Register now to learn Fabric in free live sessions led by the best Microsoft experts. From Apr 16 to May 9, in English and Spanish.
I have a dataset (call data records) which captures the start and end date/time of calls, along with the direction (INBOUND/OUTBOUND) and the location (Store number) from/to where that call was made.

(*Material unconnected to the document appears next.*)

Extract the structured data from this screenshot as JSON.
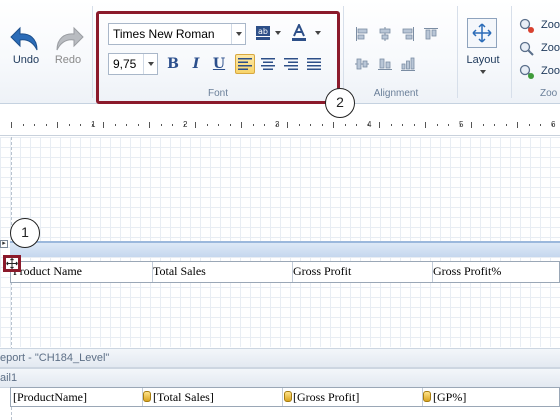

My client would like to know a) in aggregate across all stores how many calls are made every second, and b) the same stats filtered by criteria such as store #, call direction, month (or other selected timeframe).
This is similar to the "events in progress" problem and I addressed it by creating a table with a row per second in a day and adding a calculated column. That allowed me to address requirement a), but I am unable to figure out how to address requirement b), filtering while dynamically recalculating the number of concurrent calls every second (for billing purposes).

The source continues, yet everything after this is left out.